Limitations & Future Work

  • The Orchestrator is itself an LLM, so validation quality is bounded by its reasoning capability — a weaker Orchestrator may admit flawed items.
  • The framework focuses exclusively on text anomaly detection; extension to mathematics, code, or multimodal domains requires entirely new task designs.
  • Generation cost is high: each item requires multiple LLM calls (Teacher generation + Orchestrator validation + Student solving, potentially across multiple loops).
  • Leaderboard comparability: benchmarks generated under different agent configurations are not identical, and cross-configuration comparisons require careful interpretation.
  • vs. MMLU/GSM8K: Static vs. dynamic — ATAD's adaptive difficulty prevents it from being "solved."
  • vs. DynaBench: DynaBench also employs human-model adversarial generation to produce difficult samples, but ATAD is fully automated (replacing human annotation with three agents).
  • vs.
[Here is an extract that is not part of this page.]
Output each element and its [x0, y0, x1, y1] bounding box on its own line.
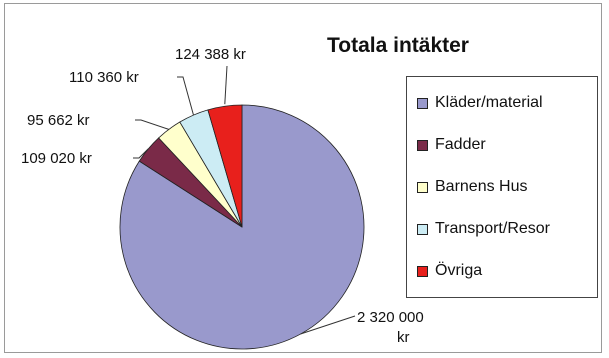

C3LLM: C3LLM statistically certifies safety risks, while ATAD dynamically generates reasoning evaluations — both transcend the limitations of fixed benchmarks, but in different directions.

Rating

  • Novelty: ⭐⭐⭐⭐ The three-agent dynamic benchmark paradigm is novel; the Teacher-Orchestrator-Student design is elegant.
  • Experimental Thoroughness: ⭐⭐⭐⭐ Covers 10 LLMs × 4 agent configurations × 7 task types with broad scope.
  • Writing Quality: ⭐⭐⭐⭐ Framework description is clear; protocol design is convincing.
  • Value: ⭐⭐⭐⭐ Proposes a new direction for sustainable LLM evaluation, particularly important given score saturation on MMLU.